龍使いの少年 第二部 26
初めて財団が作られた公爵領が、制裁の対象にされた。
対する公爵は、秘密裏に同盟者を募った。
領内に財団を持つ貴族達に、檄文を発したのだ。
財団取り潰しの前例を作ったら、後で利権を取り上げられると、訴えかけたのだ。
その呼びかけに、多くの反乱軍が集結した。
そんな理由で、ファチュン帝国は解体寸前。
国を二分して、一発触発の状態が続いている。
それに加えて、僕が竜を退治したから魔物の集団も増え始めていて、かなり危険な状態だ。

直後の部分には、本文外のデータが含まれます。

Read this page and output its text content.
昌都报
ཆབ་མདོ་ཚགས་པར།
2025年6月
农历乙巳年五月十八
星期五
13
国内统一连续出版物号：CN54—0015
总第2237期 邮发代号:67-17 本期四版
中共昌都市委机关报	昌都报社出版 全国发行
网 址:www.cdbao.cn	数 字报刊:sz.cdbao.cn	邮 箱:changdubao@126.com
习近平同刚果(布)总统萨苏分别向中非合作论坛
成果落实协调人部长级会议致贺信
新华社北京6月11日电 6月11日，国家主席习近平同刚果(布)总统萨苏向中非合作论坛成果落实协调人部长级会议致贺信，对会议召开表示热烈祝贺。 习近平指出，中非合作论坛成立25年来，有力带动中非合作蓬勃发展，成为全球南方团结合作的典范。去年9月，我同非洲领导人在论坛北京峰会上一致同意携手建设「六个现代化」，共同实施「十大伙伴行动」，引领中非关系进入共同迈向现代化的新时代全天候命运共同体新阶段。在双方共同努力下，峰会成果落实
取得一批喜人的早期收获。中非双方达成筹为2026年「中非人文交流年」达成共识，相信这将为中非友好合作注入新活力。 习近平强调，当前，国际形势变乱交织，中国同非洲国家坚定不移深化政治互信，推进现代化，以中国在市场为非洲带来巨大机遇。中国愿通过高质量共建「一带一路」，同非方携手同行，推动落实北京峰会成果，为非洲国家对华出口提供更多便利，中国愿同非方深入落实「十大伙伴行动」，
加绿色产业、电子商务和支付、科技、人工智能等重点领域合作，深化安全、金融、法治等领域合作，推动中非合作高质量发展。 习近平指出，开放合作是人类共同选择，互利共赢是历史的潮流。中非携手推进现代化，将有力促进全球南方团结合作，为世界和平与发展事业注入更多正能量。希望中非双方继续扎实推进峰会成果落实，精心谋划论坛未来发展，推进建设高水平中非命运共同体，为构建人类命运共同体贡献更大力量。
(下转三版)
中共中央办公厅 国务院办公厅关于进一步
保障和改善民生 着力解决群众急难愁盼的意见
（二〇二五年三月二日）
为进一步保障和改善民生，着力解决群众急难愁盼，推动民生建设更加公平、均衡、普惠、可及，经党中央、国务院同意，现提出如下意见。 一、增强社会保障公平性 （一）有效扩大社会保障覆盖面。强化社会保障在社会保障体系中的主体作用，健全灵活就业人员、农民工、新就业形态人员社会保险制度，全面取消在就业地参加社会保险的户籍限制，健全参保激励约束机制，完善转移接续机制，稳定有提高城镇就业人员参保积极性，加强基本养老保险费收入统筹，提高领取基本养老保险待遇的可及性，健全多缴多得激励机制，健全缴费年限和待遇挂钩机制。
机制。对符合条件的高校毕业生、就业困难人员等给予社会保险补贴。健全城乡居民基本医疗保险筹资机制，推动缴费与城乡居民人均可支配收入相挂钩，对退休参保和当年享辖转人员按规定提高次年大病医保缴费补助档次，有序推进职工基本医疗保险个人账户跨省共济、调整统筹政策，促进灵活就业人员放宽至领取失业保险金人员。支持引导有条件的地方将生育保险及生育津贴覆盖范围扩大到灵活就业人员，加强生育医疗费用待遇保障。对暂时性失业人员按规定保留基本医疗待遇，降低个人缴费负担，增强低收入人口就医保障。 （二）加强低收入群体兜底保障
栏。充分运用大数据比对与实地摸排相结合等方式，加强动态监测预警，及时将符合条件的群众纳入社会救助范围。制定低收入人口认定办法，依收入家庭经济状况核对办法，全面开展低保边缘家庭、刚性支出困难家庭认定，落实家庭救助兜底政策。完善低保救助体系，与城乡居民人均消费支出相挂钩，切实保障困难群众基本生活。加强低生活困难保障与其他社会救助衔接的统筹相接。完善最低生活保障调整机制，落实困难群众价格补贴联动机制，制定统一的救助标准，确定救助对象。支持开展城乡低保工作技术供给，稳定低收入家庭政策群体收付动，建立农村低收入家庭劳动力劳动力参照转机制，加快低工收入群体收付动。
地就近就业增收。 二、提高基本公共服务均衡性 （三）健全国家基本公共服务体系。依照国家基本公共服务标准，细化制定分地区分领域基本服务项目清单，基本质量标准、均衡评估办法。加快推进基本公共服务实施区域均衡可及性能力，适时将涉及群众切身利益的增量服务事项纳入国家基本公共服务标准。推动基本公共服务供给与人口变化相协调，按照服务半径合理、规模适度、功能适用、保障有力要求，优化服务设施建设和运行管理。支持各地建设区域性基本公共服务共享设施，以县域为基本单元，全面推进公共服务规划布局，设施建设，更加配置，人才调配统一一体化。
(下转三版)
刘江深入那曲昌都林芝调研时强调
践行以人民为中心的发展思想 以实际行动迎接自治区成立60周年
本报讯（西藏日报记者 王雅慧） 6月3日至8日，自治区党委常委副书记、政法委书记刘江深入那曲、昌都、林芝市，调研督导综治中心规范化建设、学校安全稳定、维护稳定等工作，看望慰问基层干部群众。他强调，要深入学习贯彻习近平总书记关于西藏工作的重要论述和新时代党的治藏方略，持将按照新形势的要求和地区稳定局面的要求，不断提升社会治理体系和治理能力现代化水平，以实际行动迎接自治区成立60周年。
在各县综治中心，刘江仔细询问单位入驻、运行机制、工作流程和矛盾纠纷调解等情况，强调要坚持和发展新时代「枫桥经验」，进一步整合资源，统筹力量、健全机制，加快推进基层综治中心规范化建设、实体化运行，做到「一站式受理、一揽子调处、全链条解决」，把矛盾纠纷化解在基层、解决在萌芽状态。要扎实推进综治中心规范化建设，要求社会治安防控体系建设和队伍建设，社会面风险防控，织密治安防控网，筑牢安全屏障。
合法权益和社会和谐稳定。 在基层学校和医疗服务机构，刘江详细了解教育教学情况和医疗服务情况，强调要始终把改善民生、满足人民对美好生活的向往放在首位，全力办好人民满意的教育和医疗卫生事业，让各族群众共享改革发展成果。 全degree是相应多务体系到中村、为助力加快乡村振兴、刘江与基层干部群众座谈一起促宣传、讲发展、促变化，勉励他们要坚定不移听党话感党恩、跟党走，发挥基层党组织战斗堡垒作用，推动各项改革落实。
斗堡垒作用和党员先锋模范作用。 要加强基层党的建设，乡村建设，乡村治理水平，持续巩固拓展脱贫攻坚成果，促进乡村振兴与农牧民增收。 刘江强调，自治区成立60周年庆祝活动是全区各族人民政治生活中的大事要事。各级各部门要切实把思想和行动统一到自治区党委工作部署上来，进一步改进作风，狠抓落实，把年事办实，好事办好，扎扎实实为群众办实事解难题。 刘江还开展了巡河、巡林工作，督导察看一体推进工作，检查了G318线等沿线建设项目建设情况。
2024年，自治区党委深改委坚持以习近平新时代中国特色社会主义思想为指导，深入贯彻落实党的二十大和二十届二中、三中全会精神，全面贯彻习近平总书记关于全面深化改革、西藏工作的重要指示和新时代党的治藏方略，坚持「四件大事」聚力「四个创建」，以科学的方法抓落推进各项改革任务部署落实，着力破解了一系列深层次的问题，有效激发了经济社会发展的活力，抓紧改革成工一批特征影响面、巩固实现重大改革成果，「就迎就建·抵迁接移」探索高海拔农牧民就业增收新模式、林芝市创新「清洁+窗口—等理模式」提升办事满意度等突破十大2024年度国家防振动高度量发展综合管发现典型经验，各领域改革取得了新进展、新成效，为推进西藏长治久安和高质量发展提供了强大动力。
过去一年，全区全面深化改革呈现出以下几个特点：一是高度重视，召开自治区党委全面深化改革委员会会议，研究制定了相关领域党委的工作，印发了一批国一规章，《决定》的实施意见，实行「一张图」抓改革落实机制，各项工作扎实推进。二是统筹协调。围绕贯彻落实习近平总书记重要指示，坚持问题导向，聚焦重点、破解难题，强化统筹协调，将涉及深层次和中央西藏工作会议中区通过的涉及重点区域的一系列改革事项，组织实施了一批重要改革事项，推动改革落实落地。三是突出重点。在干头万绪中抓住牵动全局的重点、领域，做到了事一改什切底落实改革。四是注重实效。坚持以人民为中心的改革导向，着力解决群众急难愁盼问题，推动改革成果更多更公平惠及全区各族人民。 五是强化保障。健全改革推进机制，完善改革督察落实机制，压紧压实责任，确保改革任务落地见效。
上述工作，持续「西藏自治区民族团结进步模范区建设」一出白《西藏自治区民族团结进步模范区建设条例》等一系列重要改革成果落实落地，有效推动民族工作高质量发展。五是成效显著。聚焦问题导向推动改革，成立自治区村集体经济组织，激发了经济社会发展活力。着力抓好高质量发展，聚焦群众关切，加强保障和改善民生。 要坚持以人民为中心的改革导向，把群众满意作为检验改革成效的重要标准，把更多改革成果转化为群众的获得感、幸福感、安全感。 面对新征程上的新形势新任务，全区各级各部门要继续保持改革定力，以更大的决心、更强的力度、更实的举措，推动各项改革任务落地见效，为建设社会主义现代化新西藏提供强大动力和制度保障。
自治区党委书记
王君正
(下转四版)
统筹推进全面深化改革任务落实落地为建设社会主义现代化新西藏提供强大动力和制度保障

本来なら、一致団結して魔物に当たらないといけないのに。
帝国軍と反乱軍の間で小競り合いが起きて、千人単位の死傷者が発生していた。
そんな状況で、魔物を撃退しているのは、僕の信者達だ。
お腹がホッコリ膨らみ始めた、妊娠初期の女が戦うのには賛同できかねる。
だが、他に戦える者が居ないのだ。憑依戦闘の奇跡で、鬼神の様な強さを発揮する女以外には。
厳密に言えば、立派な軍隊は存在している。
しかし、内戦で睨みあって、動けない状態だ。
僕の女を守るために、できるだけ早く内戦を終わらせる必要がある。
そんな訳で祭りをお休みして、調停しに行くことにした。
「や、どもども。お久しぶりです」
「これは、竜神皇帝陛下。何の御用ですかな?」
僕が挨拶した相手は、反乱軍のリーダーをしている公爵だ。
妻と娘を孕まされた割に、友好的な態度だ。この状態で、僕を敵に回すのは愚策だけどね。
上手く取り入って竜王を味方にできたら、戦局が大きく変わるのは馬鹿でも解ることだ。
それにしても、僕の称号に竜神皇帝を選んだ辺りが、貴族階級だなと思う。
厳密な序列は、神である竜神≧神の代言者>竜王だ。
庶民は気にしない些細な違いだが、面子を重要視する貴族には重い問題だ。
「内戦終結の根回しに来たよ。僕が帝位を簒奪したら、反乱軍を収めてくれるかな?」
「そ、それは…」
さすがに良い顔はできないみたいだ。
いきなり、自国の皇帝位を奪うと言われたら、当然か。
ひょっとしたら、自分が帝位を禅譲して貰うつもりだったのか。
彼の思惑は、どうでも良い。
予告が終わったから、次は皇帝の所に行こう。
「こんにちは。ファチュン皇帝はどこに居るのかな?」
「貴殿は!」
帝国軍の陣幕に転移した僕に、傭兵の隊長が反応した。死神を目撃したような表情だ。
あらら、帝国に雇われているのかな?
僕の顔を知っている者が居てくれて、手間が省けた。
ドワーフ帝国の竜神皇帝が来ましたなんて言っても、信用されないからね。
「朕が、ファチュン皇帝である」
「おやまあ、驚いた。女帝だったとは」
皇帝という言葉の響きだけで、勝手に年寄りの爺さんだと思い込んでいた。
男なら、脅して帝位を奪うつもりだったけど、女の子なら話は別だ。
「君、僕の嫁さんに決定ね」
「んなっ!」
驚きのあまり、陣幕内にいた臣下達が、言葉にならない叫び声を上げた。
何も無い場所に、忽然と現れた男がそんな事を言えば、当然驚くか。